After a really wonderful morning (a running session, a walk over to the farmer’s market, a stroll home while eating a vegetable empanada, the breeze blowing and the sky almost entirely clear), I’ve found myself with a distinct lack of energy. I suspect the number of early mornings this week (including having to be up in Emmitsburg, MD by 8:30am yesterday, ugh) has finally caught up with me. (Which also kind of stinks because I have a birthday shindig on the calendar tonight and I don’t know if I have the energy to go.)
So I’ve been sitting home and reading Lynda Barry’s brand new book What It Is for the fourth or fifth time this week and it’s amazing how much this is resonating with me. I loved her book One Hundred Demons (it suddenly opened my eyes to what an amazing writer she is) but What It Is goes above and beyond that, talking so much about creativity and imagination and how we often self-censor ourselves. There’s a page in which she’s talking about how she started changing her behavior around other people, that really struck me.

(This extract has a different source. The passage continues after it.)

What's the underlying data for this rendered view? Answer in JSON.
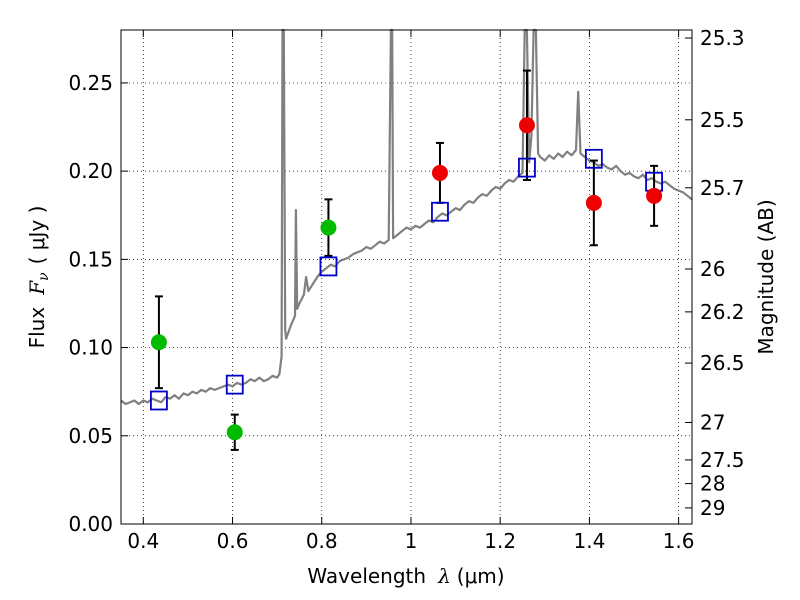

By the 6th grade I stopped doing ordinary things in front of people. It had been ordinary to sing, kids are singing all the time when they are little, but then something happens. It’s not that we stop singing. I still sang. I just made sure I was alone when I did it, and I made sure I never did it accidentally. That thing we call “bursting into song.” I believe this happens to most of us. We are still singing, but secretly and all alone.
And that’s when it suddenly hit me that it’s one of the things I love so much about Charlie. I don’t think he ever censors himself that way. When he and Julie and I drove down to the Outer Banks Marathon, within about 30 seconds of us all being in my car he’d suddenly burst into song, and I remember Julie saying something along the lines of, “Oooh, this is going to be a fun ride.” And I always groan a lot when he does it, but you know what? I really rather envy his being able to do so, and most of the time it makes me smile.
Anyway, I’ll have a review of What It Is run later this week on Read About Comics, but I’m going to give everyone a sneak preview right here: BUY THIS BOOK. I suspect it’s going to be my favorite book (drawn or otherwise) of the entire year. It’s about creativity, and ourselves, and the world around us, and everything in-between, and it’s fantastic.
Ah, that brings tears to my eyes. Self-censorship sucks, and I am always reveling in my nephews un-self-consciousness in movement and sound and laughter and other emotions. Thank you for sharing this. I want to meet Charlie even more, now!
I am glad it isn’t too late to undo some of these things. So liberating! So helpful to have someone wonderful in your life to support your unwrappings…!
Couldn’t agree more about Lynda Barry. It’s hard to imagine a more inspiring storyteller in any medium.
Charlie sounds wonderful … some people make this world a far better place simply by virtue of their exuberance for life.